Corriere della Sera, 30 dicembre 2014
«Suggerisci un modo per uccidere quel maiale del pilota giordano». L’Isis fa un sondaggio sui social media per sapere quali torture infliggere al prigioniero prima di ammazzarlo e in poche ore, da Twitter, riceve undicimila risposte. C’è chi preferisce decapitarlo, chi vorrebbe bruciarlo vivo, chi lo schiaccerebbe con un trattore, chi non disdegna d’impalarlo…
Scegliete voi: come l’ammazziamo? L’ultima frontiera dell’Isis e del web è un bel referendum sui social media: decidere democraticamente quale tortura infliggere a un prigioniero di guerra. Una forca di follower. «Suggerisci un modo per uccidere quel maiale del pilota giordano», è l’hashtag che lo Stato islamico ha twittato. Per raccogliere nel mondo islamico i consigli dai più creativi dei boia. E tutt’insieme barbaramente condividere il destino di Muadh al Kaseasbeh, 27 anni, il tenente colonnello catturato dal Califfato dopo che era precipitato in Siria col suo F-16. Pollice alzato o pollice verso? In nome del popolo degli user, il giudizio sarà veloce e sommario come nei circhi gladiatori: un «mi piace» da cliccare sull’agorà digitale. Rispondono, eccome se rispondono. Undicimila in poche ore. E nessun dubbio sul fatto che il giordano vada ucciso: stava bombardando una fabbrica di Raqqa per conto della coalizione filoccidentale. Semplicemente, si dibatte sul come: chi preferisce decapitarlo, chi vorrebbe bruciarlo vivo, chi lo schiaccerebbe con un trattore, chi non disdegna d’impalarlo…
Terrorismo partecipativo. Il quesito su Twitter è partito ieri ed è la risposta dell’Isis a una campagna di tipo umanitario, #BringHimHome (portatelo a casa), che da qualche giorno stava raccogliendo adesioni dal Marocco all’Egitto, dal Golfo alla Libia, in prima fila un messaggio solidale della regina Rania di Giordania e del segretario dell’Onu, Ban Ki-moon. Le immagini di Muadh terrorizzato e sanguinante, nudo dalla cintola in giù, trascinato dai tagliagole fuori dalle acque dell’Eufrate, avevano scosso l’opinione pubblica araba. Tutti commossi dall’appello video del padre: «Mio figlio è un buon musulmano, è appena tornato dalla Mecca. Ai nostri generosi fratelli dello Stato islamico chiedo di trattarlo con ospitalità generosa…».

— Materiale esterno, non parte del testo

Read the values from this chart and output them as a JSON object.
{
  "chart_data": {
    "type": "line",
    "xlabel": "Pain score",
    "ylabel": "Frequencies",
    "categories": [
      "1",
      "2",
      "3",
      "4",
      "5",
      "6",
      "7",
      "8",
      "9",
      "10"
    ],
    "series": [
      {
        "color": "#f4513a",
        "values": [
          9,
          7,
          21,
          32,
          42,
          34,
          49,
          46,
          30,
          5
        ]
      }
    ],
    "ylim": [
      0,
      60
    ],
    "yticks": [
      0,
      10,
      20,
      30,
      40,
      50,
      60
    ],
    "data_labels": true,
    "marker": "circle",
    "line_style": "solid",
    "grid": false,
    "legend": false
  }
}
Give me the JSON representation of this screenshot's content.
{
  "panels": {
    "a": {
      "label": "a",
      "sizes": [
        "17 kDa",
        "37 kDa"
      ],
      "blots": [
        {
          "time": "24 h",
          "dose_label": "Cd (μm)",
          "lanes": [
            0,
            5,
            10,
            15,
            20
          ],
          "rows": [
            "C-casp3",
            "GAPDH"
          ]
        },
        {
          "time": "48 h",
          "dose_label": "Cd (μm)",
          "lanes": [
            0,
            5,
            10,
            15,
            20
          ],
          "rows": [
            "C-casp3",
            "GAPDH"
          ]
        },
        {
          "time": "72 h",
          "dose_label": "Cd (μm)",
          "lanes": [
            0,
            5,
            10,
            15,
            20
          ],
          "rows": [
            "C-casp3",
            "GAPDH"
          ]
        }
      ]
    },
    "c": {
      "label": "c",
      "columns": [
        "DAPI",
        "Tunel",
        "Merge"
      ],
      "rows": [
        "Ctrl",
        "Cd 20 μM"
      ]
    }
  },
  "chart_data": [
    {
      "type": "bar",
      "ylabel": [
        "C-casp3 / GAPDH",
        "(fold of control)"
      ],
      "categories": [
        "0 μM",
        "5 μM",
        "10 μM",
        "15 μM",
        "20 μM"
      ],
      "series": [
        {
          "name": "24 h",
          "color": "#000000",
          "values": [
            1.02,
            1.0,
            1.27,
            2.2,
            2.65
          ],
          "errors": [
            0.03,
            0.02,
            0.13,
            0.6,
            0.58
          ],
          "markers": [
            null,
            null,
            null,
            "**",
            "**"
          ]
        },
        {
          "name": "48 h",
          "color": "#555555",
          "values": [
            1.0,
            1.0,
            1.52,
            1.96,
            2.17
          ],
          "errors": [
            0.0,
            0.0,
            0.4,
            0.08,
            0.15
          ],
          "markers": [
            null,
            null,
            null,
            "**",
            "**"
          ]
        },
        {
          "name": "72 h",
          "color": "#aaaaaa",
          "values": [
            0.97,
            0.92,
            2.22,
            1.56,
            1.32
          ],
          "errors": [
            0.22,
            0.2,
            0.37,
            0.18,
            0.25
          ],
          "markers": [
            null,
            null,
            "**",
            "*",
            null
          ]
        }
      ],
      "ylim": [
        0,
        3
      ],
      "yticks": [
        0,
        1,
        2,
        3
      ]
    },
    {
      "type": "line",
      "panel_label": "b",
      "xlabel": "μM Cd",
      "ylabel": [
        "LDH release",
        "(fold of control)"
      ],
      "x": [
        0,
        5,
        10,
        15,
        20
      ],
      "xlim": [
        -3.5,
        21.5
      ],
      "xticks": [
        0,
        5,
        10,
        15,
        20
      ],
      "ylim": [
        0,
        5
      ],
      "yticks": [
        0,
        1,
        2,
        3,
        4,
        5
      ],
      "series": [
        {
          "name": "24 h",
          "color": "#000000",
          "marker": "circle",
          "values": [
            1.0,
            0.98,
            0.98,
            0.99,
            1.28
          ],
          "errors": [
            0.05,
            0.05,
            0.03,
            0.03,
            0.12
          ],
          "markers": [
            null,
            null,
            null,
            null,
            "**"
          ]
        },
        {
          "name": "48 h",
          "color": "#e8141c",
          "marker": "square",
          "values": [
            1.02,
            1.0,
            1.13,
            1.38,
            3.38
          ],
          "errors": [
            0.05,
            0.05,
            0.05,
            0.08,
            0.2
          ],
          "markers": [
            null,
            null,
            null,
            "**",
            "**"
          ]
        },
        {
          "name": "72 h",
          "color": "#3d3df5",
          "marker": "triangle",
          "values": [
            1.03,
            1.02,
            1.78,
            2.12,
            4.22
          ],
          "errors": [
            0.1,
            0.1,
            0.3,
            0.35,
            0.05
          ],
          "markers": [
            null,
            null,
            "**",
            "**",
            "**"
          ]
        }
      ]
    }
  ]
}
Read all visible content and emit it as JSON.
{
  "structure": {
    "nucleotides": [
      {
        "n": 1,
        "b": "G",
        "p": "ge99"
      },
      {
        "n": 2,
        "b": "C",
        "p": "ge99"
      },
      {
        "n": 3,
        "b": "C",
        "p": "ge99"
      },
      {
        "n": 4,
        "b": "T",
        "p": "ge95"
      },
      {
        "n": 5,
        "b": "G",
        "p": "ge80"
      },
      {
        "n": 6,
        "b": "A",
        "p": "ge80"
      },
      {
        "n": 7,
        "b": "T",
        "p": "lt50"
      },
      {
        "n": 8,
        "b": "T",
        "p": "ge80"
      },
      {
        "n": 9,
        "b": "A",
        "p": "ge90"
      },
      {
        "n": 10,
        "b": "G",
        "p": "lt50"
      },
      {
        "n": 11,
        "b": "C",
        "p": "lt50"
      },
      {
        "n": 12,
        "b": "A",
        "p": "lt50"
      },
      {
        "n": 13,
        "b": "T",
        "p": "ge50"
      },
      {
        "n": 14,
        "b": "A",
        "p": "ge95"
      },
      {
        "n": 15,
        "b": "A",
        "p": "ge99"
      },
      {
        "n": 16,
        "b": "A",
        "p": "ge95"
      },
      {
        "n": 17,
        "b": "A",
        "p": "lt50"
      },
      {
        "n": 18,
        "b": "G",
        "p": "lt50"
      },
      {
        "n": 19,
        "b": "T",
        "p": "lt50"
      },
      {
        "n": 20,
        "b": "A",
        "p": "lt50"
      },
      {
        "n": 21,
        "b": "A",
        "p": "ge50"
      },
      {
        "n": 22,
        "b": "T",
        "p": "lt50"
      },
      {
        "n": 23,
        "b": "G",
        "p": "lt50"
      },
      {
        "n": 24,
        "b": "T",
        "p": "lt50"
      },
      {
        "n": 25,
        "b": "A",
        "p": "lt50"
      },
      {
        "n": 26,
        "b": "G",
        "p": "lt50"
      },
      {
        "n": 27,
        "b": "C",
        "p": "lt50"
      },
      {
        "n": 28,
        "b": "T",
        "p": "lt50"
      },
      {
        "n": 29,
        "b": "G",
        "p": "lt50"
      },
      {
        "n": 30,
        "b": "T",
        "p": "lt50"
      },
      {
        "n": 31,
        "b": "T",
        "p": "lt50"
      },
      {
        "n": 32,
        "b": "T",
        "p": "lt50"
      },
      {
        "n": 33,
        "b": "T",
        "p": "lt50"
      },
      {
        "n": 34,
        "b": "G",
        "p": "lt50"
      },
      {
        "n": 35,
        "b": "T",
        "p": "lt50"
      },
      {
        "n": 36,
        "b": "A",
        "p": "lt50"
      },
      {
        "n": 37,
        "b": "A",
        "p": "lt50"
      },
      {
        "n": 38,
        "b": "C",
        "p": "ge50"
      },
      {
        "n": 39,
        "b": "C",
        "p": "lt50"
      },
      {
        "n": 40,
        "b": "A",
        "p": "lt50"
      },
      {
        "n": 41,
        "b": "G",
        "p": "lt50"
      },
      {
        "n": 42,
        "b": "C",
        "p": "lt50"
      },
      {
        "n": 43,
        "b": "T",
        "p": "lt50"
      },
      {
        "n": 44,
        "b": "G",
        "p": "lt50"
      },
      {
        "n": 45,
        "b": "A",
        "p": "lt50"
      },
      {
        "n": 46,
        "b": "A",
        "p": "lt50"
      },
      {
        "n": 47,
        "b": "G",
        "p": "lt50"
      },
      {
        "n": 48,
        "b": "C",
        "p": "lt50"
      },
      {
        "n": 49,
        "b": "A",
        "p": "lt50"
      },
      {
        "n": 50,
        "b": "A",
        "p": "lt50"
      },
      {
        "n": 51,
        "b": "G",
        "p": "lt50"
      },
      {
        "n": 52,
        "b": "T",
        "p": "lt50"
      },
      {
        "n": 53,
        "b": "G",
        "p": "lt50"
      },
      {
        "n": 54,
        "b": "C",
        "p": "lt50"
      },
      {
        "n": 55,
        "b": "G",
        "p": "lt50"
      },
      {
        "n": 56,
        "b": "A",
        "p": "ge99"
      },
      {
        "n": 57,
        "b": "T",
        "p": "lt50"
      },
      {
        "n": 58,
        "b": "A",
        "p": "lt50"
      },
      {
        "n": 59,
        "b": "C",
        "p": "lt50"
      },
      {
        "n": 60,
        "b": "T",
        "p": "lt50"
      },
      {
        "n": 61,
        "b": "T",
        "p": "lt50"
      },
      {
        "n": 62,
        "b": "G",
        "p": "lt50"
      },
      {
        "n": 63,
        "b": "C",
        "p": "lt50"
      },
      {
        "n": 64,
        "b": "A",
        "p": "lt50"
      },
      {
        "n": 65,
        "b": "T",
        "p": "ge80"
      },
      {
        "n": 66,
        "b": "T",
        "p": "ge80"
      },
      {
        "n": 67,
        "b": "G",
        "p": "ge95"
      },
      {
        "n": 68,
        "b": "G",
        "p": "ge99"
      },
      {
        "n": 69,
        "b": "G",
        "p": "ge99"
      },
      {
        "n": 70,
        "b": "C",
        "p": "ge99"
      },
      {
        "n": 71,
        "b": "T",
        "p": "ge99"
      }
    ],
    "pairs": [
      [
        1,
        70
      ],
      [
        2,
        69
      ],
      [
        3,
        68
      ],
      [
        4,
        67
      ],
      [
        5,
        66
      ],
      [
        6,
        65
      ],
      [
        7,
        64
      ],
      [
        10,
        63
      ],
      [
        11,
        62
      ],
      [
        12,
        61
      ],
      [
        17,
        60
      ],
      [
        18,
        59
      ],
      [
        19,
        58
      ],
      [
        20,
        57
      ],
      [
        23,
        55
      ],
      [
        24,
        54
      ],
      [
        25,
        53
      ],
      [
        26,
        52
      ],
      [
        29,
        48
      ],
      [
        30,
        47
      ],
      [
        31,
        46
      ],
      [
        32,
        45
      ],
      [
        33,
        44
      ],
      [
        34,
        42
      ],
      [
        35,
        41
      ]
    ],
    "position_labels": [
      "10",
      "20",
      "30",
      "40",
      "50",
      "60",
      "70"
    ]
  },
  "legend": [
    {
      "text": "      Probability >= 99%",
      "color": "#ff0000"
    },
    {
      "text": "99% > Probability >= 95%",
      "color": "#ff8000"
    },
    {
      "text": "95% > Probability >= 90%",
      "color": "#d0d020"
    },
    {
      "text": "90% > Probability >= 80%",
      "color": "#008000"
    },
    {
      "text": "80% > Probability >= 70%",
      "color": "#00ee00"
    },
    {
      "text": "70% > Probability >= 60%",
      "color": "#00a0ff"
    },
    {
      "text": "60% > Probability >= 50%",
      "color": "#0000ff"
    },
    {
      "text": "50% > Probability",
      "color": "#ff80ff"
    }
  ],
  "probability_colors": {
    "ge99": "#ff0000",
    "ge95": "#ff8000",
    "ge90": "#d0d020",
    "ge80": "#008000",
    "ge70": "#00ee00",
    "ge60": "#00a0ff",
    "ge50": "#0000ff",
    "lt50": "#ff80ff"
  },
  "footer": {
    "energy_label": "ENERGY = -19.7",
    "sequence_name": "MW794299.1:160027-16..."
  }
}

Quest’onda emotiva, una mobilitazione di coscienze nel mondo arabo che finora non s’era mai vista per gl’infedeli ostaggi occidentali, ha sorpreso e irritato i seguaci d’Al Baghdadi, spingendo l’ala più dura a indire il web referendum. L’Isis è spaccato sul da farsi. Da una parte ci sono i ceceni, favorevoli all’uccisione dell’ostaggio, né più né meno quel che s’è già fatto con tanti soldati curdi o di Assad. Dall’altra ci sono gli arabi, in contatto coi capi tribù sunniti della provincia di Al Anbar che i servizi segreti giordani hanno mandato a negoziare: in cambio di Muadh, l’offerta è il rilascio d’uno sceicco salafita detenuto ad Amman. «Siamo fiduciosi, il nostro coraggioso pilota sarà presto rilasciato», ha detto una fonte d’intelligence al quotidiano Al Rai.
Le trattative sono in corso. Ma la battaglia per liberare il prigioniero dalla rete in cui è finito, adesso, s’è spostata nella Rete. #WeAreAllMuadh (siamo tutti con lui) contro #WeAllWantToSlaughterMuadh (lo vogliamo tutti macellare). E Muadh laggiù, incatenato, ad aspettare il clic definitivo: d’un mouse o d’una pistola.